O senador Thom Tillis, da Carolina do Norte, declarou em discurso no Senado, há uma semana: “O pensamento de que os Estados Unidos tomariam a Groenlândia, um território independente dentro do Reino da Dinamarca, é absurdo“.
Ele enfatizou que os groenlandeses eram historicamente pró-americanos até as recentes tensões.
Da mesma forma, o deputado Don Bacon, de Nebraska, alertou em entrevista ao jornal local que prosseguir com as ameaças poderia significar o fim da presidência de Trump.
“Se ele seguir adiante com as ameaças, acho que seria o fim de sua presidência. Ele precisa saber: a saída é perceber que os republicanos não vão tolerar isso e ele terá que recuar“, disse Bacon no sábado (17/jan).
O ex-líder republicano no Senado, Mitch McConnell, comparou a ação a um desastre maior que a retirada do Afeganistão sob Joe Biden, alertando para a destruição da confiança com aliados.
Outros nomes proeminentes se juntaram ao coro. A senadora Lisa Murkowski, do Alasca, durante visita a Copenhague na sexta-feira (16/jan) afirmou: “Esta senadora do Alasca não acha que é uma boa ideia, e quero construir sobre a relação que tivemos. A Groenlândia precisa ser vista como nossa aliada, não como um ativo“.
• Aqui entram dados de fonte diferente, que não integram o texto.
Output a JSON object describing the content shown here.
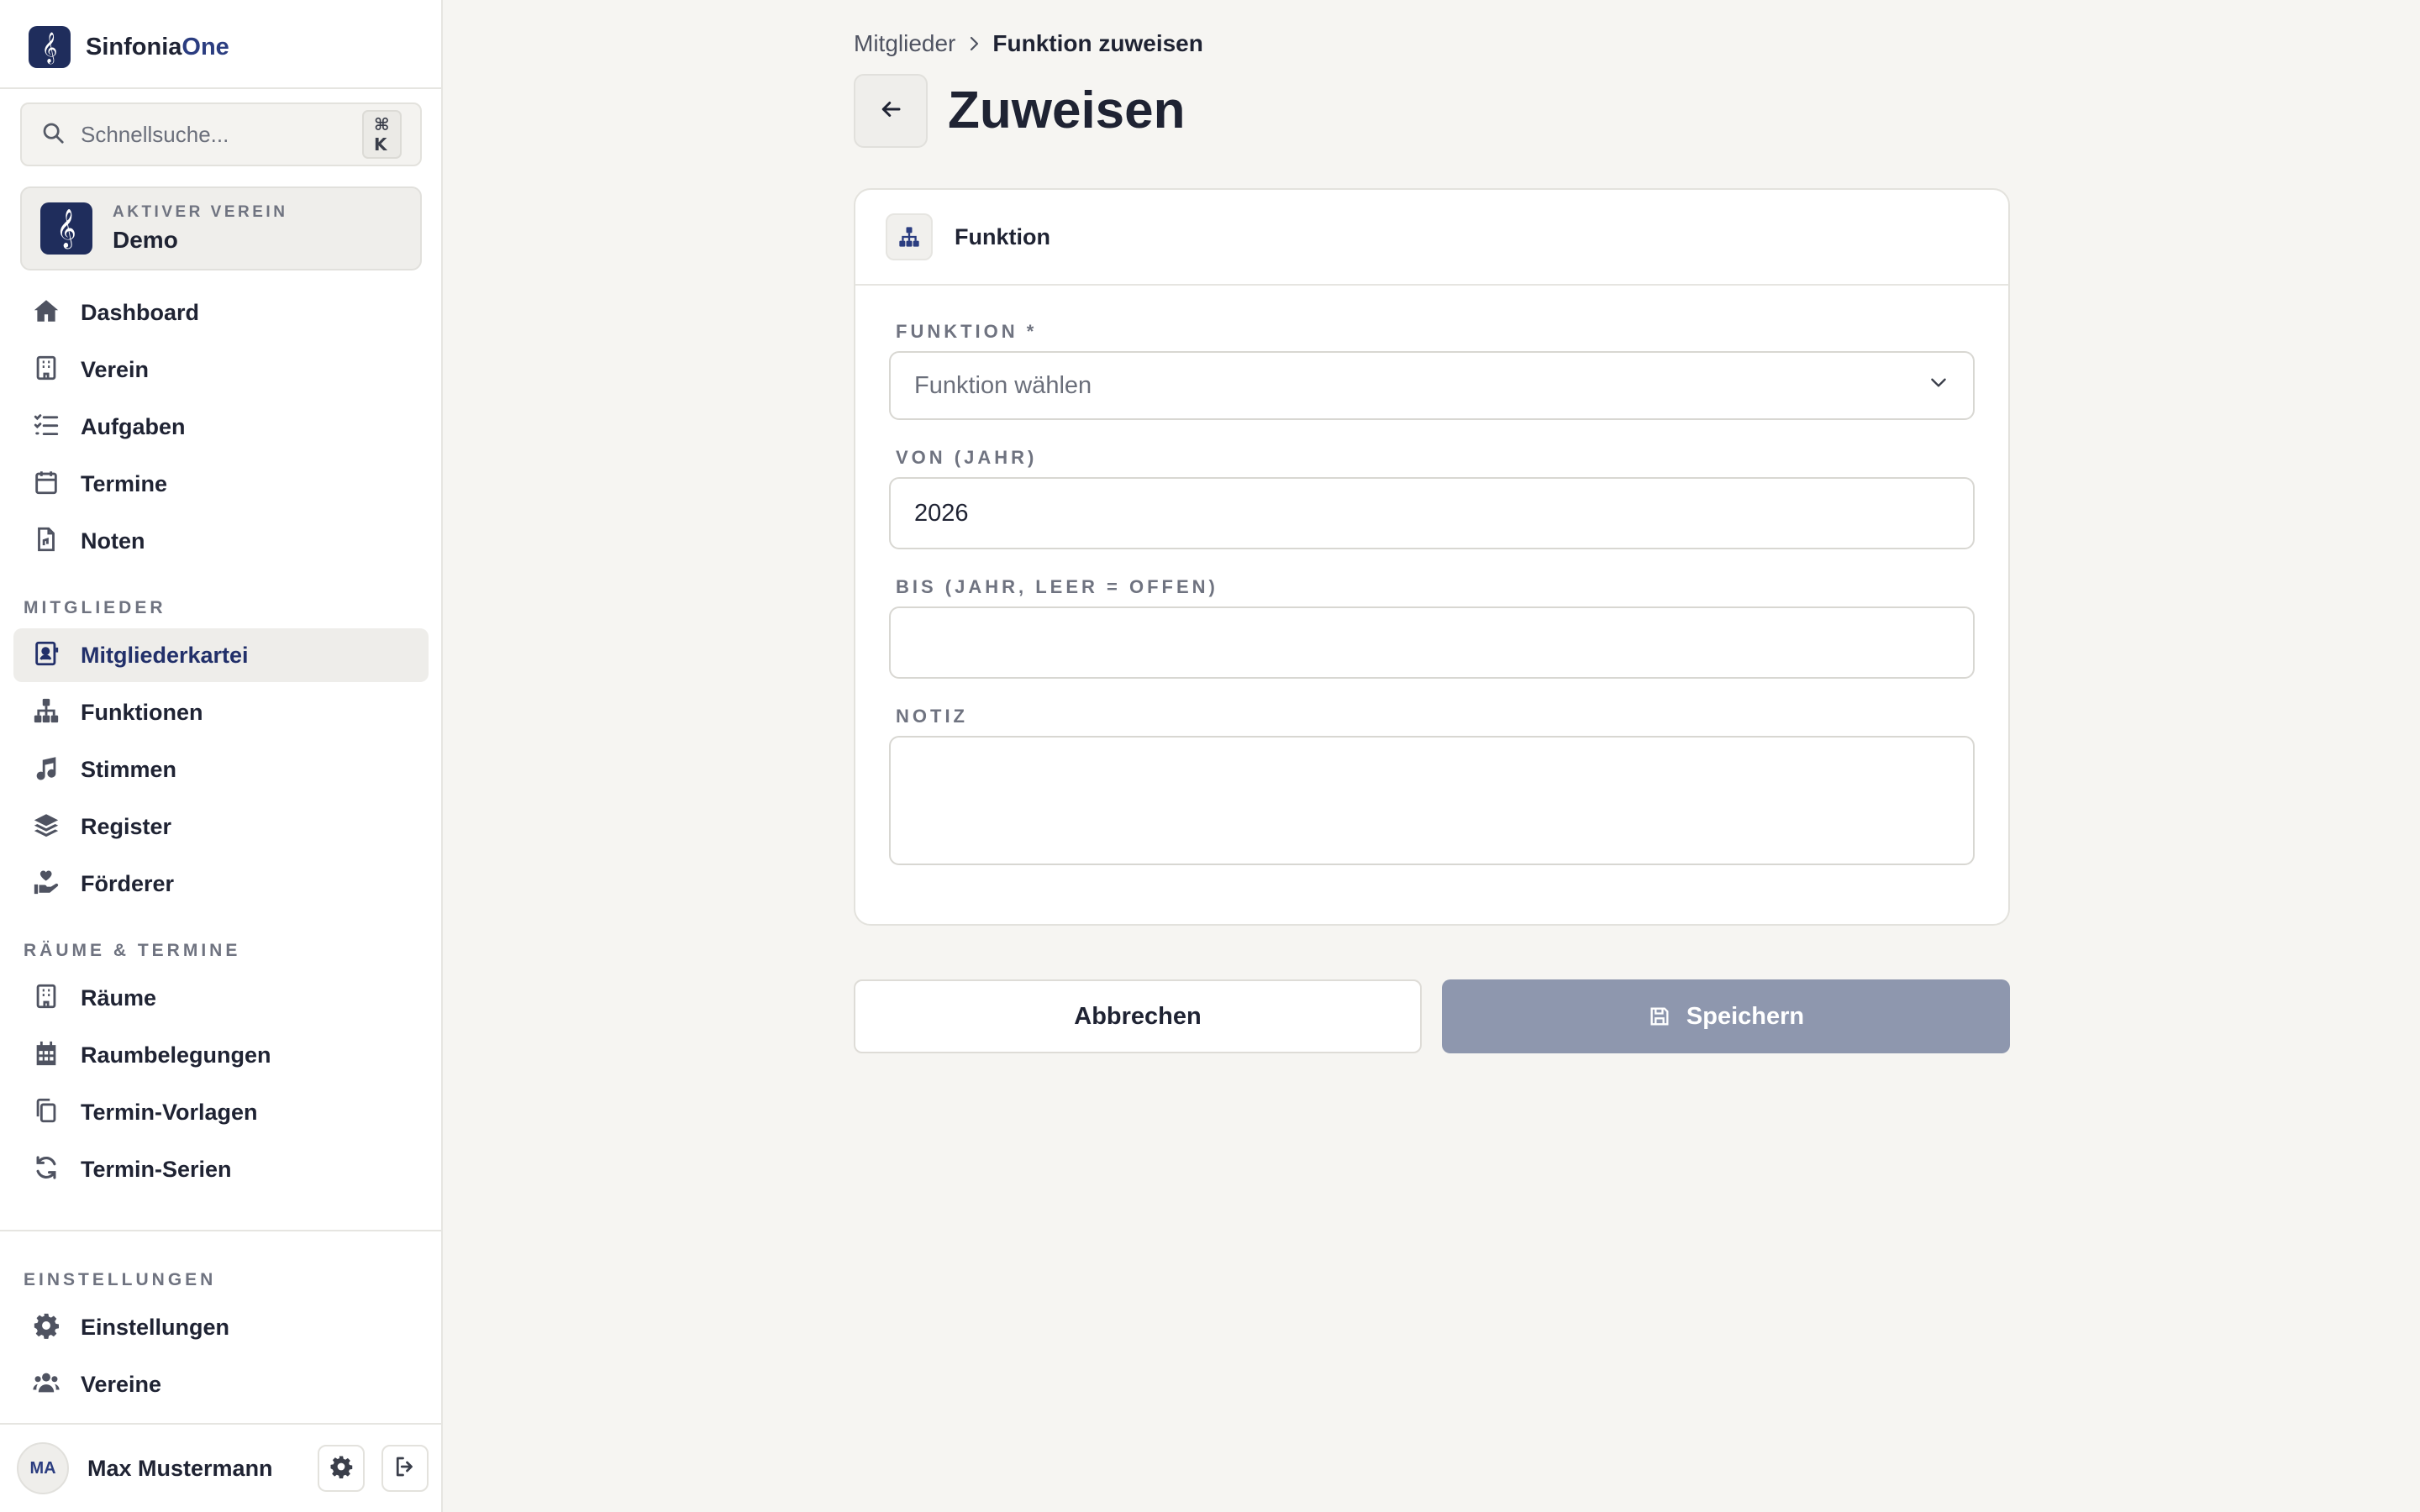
{
  "app": {
    "brand_main": "Sinfonia",
    "brand_accent": "One",
    "logo_glyph": "𝄞"
  },
  "search": {
    "placeholder": "Schnellsuche...",
    "shortcut": "⌘ K"
  },
  "club": {
    "label": "AKTIVER VEREIN",
    "name": "Demo",
    "logo_glyph": "𝄞"
  },
  "nav": {
    "main": [
      {
        "label": "Dashboard",
        "icon": "home-icon"
      },
      {
        "label": "Verein",
        "icon": "building-icon"
      },
      {
        "label": "Aufgaben",
        "icon": "list-check-icon"
      },
      {
        "label": "Termine",
        "icon": "calendar-icon"
      },
      {
        "label": "Noten",
        "icon": "sheet-file-icon"
      }
    ],
    "section_members": "MITGLIEDER",
    "members": [
      {
        "label": "Mitgliederkartei",
        "icon": "contact-card-icon",
        "active": true
      },
      {
        "label": "Funktionen",
        "icon": "hierarchy-icon"
      },
      {
        "label": "Stimmen",
        "icon": "music-note-icon"
      },
      {
        "label": "Register",
        "icon": "layers-icon"
      },
      {
        "label": "Förderer",
        "icon": "hand-heart-icon"
      }
    ],
    "section_rooms": "RÄUME & TERMINE",
    "rooms": [
      {
        "label": "Räume",
        "icon": "building-icon"
      },
      {
        "label": "Raumbelegungen",
        "icon": "calendar-grid-icon"
      },
      {
        "label": "Termin-Vorlagen",
        "icon": "copy-icon"
      },
      {
        "label": "Termin-Serien",
        "icon": "refresh-icon"
      }
    ],
    "section_settings": "EINSTELLUNGEN",
    "settings": [
      {
        "label": "Einstellungen",
        "icon": "gear-icon"
      },
      {
        "label": "Vereine",
        "icon": "users-icon"
      }
    ]
  },
  "user": {
    "initials": "MA",
    "name": "Max Mustermann"
  },
  "breadcrumb": {
    "parent": "Mitglieder",
    "current": "Funktion zuweisen"
  },
  "page": {
    "title": "Zuweisen"
  },
  "card": {
    "title": "Funktion"
  },
  "form": {
    "funktion_label": "FUNKTION *",
    "funktion_placeholder": "Funktion wählen",
    "von_label": "VON (JAHR)",
    "von_value": "2026",
    "bis_label": "BIS (JAHR, LEER = OFFEN)",
    "bis_value": "",
    "notiz_label": "NOTIZ",
    "notiz_value": ""
  },
  "actions": {
    "cancel": "Abbrechen",
    "save": "Speichern"
  },
  "colors": {
    "brand": "#1f2d5c",
    "accent": "#2b3d80",
    "save_disabled": "#8e97ae",
    "background": "#f6f5f2"
  }
}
O senador John Kennedy, da Louisiana, chamou a invasão de “estupidez em grau armamentista” em entrevista à CNN, em 07 de janeiro, enquanto o deputado Mike Turner, de Ohio, destacou em post no X a importância das relações transatlânticas:
Não é apenas a Groenlândia. Na Venezuela, cinco senadores republicanos — Todd Young (Indiana), Lisa Murkowski (Alasca), Susan Collins (Maine), Rand Paul (Kentucky) e Josh Hawley (Missouri) — votaram com democratas em 08 de janeiro para avançar uma resolução de poderes de guerra que bloqueia ações militares sem aprovação congressional, conforme o PBS News .
Trump reagiu com críticas veementes aos dissidentes. Segundo o The American Prospect , o impacto dessas rejeições não é definitivo, mas a tendência é inegável, com possíveis resoluções semelhantes para Cuba e Colômbia.
Na Câmara dos Representantes, margens apertadas complicam a liderança do presidente da Câmara, Mike Johnson.
Economicamente, com pesquisas do WSJ (Wall Street Journal ) mostrando insatisfação com a economia, Trump tenta virar o jogo com populismo, ligando até para a senadora democrata Elizabeth Warren, segundo a CNBC. No entanto, nem todos os republicanos veem isso como salvação para as pesquisas baixas.
Em tom mais grave, a deputada Melanie Stansbury defendeu o impeachment de Trump pela segunda vez no ano, citando ameaças internas e externas, em vídeo no Facebook: “É hora de impeachment. Após um ano de ameaças em nosso solo e contra aliados — os republicanos finalmente falam abertamente sobre impeachment. Já era hora“.
Essa dissidência reflete uma manobra estratégica para distanciamento eleitoral, com o GOP temendo perdas no Congresso. Analistas apontam que, sem unidade, o legado de Trump pode se desfazer.